Толстый намек пробудил Германа от мечтаний.
— Что правда, то правда. Я по делу. Длинному Гансу велено явиться во дворец, и мне тоже. Там сызнова ужин, помоги Господь нам обоим.
— Благодарствуйте, но это мы знаем. Напрасно вы себя утруждали.
— Вам уже сообщили?
— Адольф заезжал утром. А то зачем бы я стала купать этого остолопа, как вы думаете?
— Ну да, ну да. Бедняга Ганс. Содом и Гоморра. Неужто опять, горемыка ты этакий?
Длинный Ганс поник головой. Ханна круто повернулась и из-под вдовьего платка злобно уставилась на гостя. Руки она скрестила на груди.
— Горемыка?! Чем же это он горемыка? Нешто не почетно делить с генералом постель? Я вас спрашиваю!

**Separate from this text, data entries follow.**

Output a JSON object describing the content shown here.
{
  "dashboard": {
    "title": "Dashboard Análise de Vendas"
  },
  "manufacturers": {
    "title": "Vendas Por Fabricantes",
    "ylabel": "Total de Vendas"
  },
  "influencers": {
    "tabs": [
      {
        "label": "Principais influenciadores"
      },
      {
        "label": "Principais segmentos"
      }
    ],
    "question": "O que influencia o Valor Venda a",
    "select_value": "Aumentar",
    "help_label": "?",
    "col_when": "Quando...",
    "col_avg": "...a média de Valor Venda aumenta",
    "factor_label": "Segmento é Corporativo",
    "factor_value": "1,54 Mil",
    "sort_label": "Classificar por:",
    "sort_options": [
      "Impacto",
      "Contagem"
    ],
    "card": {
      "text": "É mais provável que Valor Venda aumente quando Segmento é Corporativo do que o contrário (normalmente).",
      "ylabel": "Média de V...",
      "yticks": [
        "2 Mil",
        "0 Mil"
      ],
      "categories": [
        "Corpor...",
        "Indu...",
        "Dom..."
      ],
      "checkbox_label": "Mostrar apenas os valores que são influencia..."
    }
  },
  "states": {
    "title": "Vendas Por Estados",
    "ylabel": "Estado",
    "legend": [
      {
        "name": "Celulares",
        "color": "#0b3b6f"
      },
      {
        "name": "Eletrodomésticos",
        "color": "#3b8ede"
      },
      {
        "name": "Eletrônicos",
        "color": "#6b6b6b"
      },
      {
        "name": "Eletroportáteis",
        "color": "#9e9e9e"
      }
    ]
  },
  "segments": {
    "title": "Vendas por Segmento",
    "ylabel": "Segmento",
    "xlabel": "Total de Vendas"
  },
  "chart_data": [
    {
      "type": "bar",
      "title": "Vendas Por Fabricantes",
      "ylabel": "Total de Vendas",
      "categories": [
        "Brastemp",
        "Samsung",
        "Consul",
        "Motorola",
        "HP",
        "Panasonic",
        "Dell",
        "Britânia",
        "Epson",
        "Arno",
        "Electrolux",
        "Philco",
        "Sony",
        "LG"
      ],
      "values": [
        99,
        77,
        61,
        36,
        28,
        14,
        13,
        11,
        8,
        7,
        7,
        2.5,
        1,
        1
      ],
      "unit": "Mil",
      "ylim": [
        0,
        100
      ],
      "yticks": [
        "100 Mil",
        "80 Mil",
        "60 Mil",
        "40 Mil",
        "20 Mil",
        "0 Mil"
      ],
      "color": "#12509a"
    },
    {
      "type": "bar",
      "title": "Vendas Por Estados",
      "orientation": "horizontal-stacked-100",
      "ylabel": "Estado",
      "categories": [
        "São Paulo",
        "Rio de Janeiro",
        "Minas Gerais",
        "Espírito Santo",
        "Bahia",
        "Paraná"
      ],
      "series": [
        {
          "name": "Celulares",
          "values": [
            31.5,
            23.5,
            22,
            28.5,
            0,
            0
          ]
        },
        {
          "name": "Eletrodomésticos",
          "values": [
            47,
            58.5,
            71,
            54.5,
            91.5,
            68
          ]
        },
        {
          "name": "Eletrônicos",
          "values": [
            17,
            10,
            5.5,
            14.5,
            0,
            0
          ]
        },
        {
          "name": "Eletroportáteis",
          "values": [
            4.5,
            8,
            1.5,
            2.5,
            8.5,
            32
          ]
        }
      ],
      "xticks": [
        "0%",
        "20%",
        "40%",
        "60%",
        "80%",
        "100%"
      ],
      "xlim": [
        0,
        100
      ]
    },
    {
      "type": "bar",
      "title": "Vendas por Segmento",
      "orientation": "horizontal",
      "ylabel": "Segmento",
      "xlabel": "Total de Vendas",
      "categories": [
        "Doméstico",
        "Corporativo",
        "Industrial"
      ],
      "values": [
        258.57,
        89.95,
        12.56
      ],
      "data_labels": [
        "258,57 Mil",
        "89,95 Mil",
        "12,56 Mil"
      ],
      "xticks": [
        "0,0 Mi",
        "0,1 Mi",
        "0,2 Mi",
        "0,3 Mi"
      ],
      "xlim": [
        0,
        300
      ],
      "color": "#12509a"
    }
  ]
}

— Но, матушка Ханна, милая, ведь то, что творит генерал, как-никак страшный и противоестественный порок.
— Не моего это ума дело. Только генерал худого делать не может.
— Конечно, генерал худого делать не может, и все-таки мне кажется… Если б итальянскому пороку предавался кто другой, я, пожалуй, и имел бы кое-что возразить. Видит Бог. Проблема сложная.
— Мне это не нравится, — пробурчал Длинный Ганс где-то под потолком.
— Побойся Бога, сынок, что ты говоришь-то?
— Ежели бы хоть маленько нравилось! Не-a, я решил удрать. Нельзя терпеть такое. Что вы на это скажете, пастор?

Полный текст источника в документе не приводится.